Lundi 5 décembre, à 12h45, Monseigneur Éric de Moulins-Beaufort, archevêque de Reims, Président de la Conférence des évêques de France, installera officiellement le TPCN en la chapelle Saint-François-de-Sales de la Maison des évêques, 58 avenue de Breteuil à Paris (75007), à l’issue d’une messe qu’il célèbrera aux côtés des neuf évêques du Conseil permanent de la CEF.
Composé de clercs et de laïcs, ce tribunal pénal canonique inédit a été créé en application des résolutions votées par les évêques français lors de leur Assemblée plénière de mars 2021.
A cette occasion, les membres du tribunal se verront remettre leur décret de nomination par Monseigneur de Moulins-Beaufort, et prêteront serment.
L’Église, en tant que société, a élaboré un système juridique. Celui-ci comprend le droit de sanctionner les comportements de ses membres qui porteraient atteinte aux valeurs spirituelles et humaines de cette société (dont certaines ne sont pas prises en compte par l’État). C’est pourquoi l’Église a un système de justice interne et des tribunaux dits canoniques qui lui sont propres. Ce système propre s’apparente à celui des ordres professionnels (médecins, avocats, etc.), mais le droit de l’Église est plus qu’un simple droit disciplinaire : en effet, il ne concerne pas que les clercs, c’est- à-dire les “professionnels”, mais tous les fidèles. Ces procédures ecclésiales, mises de côté après l’enthousiasme post-conciliaire, ce Concile qui ne voulait plus condamner, ni le communisme ni les hérétiques, ni personne, sont propres à l’Église et à ses fins religieuses. Les principales particularités de la justice pénale de l’Église résident dans ce que :
- Certains délits lui sont propres : hérésie, apostasie, schisme, enseignement d’une doctrine condamnée par le magistère, simonie, sacrilège, délits dans l’administration des sacrements … ;
- Certaines peines lui sont propres : interdiction de célébrer ou de recevoir les sacrements, renvoi de l’état clérical. En plus des peines expiatoires comme dans la société civile, il y a des peines médicinales dont le but est d’obtenir l’amendement du coupable. Ces peines cessent si cet amendement est obtenu.
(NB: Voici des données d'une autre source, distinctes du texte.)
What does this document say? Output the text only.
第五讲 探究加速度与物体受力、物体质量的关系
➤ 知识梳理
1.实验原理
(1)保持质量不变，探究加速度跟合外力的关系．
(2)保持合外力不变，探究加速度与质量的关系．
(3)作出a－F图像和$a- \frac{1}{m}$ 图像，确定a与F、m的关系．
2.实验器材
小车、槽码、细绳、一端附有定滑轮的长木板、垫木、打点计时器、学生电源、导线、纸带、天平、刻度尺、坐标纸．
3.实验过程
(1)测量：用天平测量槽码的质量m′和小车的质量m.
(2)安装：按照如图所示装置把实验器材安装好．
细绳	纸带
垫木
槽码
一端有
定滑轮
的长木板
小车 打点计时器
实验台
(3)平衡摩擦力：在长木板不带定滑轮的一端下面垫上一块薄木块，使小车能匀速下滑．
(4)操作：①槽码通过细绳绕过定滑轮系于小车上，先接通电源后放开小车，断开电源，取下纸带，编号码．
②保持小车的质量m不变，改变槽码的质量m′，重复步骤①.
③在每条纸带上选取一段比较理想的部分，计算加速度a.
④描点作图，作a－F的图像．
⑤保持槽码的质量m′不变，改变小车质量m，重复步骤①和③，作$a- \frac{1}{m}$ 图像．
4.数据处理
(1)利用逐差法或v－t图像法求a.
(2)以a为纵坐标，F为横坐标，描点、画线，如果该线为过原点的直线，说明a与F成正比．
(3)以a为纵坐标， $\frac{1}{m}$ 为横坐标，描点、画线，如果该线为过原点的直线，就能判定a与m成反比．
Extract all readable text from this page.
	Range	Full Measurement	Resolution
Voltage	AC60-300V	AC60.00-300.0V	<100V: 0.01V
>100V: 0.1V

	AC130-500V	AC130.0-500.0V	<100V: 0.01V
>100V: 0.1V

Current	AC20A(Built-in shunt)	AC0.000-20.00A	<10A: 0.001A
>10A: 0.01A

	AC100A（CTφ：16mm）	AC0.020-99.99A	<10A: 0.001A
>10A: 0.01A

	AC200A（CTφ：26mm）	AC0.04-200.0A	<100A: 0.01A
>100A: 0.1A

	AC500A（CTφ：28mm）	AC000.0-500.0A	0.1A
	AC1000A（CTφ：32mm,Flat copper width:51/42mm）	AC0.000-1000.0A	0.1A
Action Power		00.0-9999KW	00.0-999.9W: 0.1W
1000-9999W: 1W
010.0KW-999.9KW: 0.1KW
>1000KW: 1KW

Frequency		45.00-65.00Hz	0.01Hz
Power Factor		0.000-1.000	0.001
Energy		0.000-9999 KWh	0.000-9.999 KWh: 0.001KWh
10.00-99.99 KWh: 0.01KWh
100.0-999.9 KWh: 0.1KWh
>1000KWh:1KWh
Si la plupart des peines doivent être infligées à l’issue d’un procès (comme dans la justice étatique), un certain nombre de peines spécifiques, pour certains délits graves ou occultes, s’appliquent immédiatement par le seul fait que le délit a été commis (peines “latae sententiae”) si l’auteur a agi librement, consciemment et en sachant qu’il serait frappé d’une telle peine. C’est le cas de l’avortement par exemple.
Une autre spécificité de la justice pénale de l’Église est le rôle central de l’évêque. L’évêque diocésain exerce la charge pastorale du peuple qui lui est confié. Pour cela, il dispose de l’autorité nécessaire, qu’il exerce par lui-même ou par d’autres. Ainsi, pour traiter des faits et comportements délictueux et des conflits au sein de la communauté des fidèles, il doit nommer un vicaire judiciaire et mettre en place un tribunal pour juger en son nom. Il doit veiller à ce qu’il y ait des juges qualifiés et en nombre suffisant pour rendre la justice. Enfin, le droit de l’Église vise la restauration de la justice, l’amendement du coupable et la réparation du scandale. Pour satisfaire à ces buts, l’évêque doit intenter un procès à l’issue de l’enquête préalable sauf si ceux-ci peuvent être atteints par des mesures administratives appelées “remèdes pénaux”. Ces dernières décennies, bon nombre d’évêques ont refusé de recourir aux tribunaux canoniques pour condamner certaines oppositions. C’est notamment la fameuse condamnation de prêtres et de fidèles qui ne sont pas totalement “en communion”. Se réfugier derrière cet arbitraire permet de condamner sans autre procès que le mépris et empêche le condamner de pouvoir faire appel. Car le propre du tribunal, c’est que toute décision est contestable et tout condamné, qui s’estime lésé injustement, a droit de faire appel.